Son confrère de l’Intérieur, responsable des forces sécuritaires, est tout autant visé comme responsable. Dans sa motion, le député de l’opposition Fabien Mutomb accuse pas moins le ministre Emmanuel Ramazani d’être à la base de l’insécurité dans notre pays, citant notamment ce qu’il qualifie de mauvaise gestion du conflit Kamwina Nsapu.

Néanmoins, les deux ministres sont des cadres de Majorité Présidentielle, qui détient outre la majorité parlementaire, les clés du pouvoir en République démocratique du Congo. De plus, M. Ramazani a été ajouté à la liste des sanctions de l’Union Européenne contre les autorités congolaises; ce qui rend sa destitution, comme celle du ministre Alexis Thambwe, une des pièces majeures du pouvoir, peu plausibles.
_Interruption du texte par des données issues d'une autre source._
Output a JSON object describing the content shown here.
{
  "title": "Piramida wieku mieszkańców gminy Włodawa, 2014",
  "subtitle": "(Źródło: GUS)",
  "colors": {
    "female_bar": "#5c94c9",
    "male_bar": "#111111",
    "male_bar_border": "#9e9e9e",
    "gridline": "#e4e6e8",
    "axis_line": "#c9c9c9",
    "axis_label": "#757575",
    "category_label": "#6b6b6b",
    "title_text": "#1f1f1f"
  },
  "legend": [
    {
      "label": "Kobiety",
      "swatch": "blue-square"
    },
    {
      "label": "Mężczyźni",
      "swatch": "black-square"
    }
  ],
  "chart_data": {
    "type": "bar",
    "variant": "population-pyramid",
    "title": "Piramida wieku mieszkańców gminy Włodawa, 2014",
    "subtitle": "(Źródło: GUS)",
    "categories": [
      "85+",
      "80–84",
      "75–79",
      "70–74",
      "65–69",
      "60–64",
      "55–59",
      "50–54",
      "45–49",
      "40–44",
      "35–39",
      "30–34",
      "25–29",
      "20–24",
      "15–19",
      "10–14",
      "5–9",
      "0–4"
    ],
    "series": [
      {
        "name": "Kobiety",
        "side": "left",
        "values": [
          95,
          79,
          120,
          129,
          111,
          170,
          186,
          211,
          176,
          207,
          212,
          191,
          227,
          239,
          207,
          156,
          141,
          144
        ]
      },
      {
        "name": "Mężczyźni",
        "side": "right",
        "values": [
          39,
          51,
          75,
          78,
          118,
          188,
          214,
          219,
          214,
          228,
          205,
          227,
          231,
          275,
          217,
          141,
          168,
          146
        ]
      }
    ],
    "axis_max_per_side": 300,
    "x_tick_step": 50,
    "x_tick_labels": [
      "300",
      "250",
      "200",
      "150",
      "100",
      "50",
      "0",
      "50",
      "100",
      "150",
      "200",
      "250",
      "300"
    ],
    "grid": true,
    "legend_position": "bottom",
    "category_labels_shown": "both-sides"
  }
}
Par ailleurs,  les prisons congolaises, outre le fait d’être considérées comme des « mouroirs », sont aussi mal gardées. Des évasions ont souvent été signalées dans les provinces et même dans cette prison de Makala, en pleine capitale.   En juin 2015, un rapport très accablant sur le système carcéral congolais a été publié par une l’ONG Fondation Bill Clinton pour la paix (FBCP). « Les prisons du pays sont de véritables mouroirs », affirmait la Fondation Bill Clinton pour la paix.

Quelques jours avant la publication de ce rapport, une évasion massive de trois cents et un prisonniers a eu lieu à la prison centrale de Bukavu (Sud-Kivu). Quatre autres personnes ont été grièvement blessées. Six armes AK47 ont été emportées par les fugitifs.

Des situations qui prouvent à elles seules la responsabilité collective du pouvoir, qui n’a jamais pris de sanctions et mesures pour remédier à ces problèmes. La situation sécuritaire dégradante au pays s’ajoute ainsi à cette longue lignée d’impuissance du gouvernement, plus concentré à conserver le pouvoir.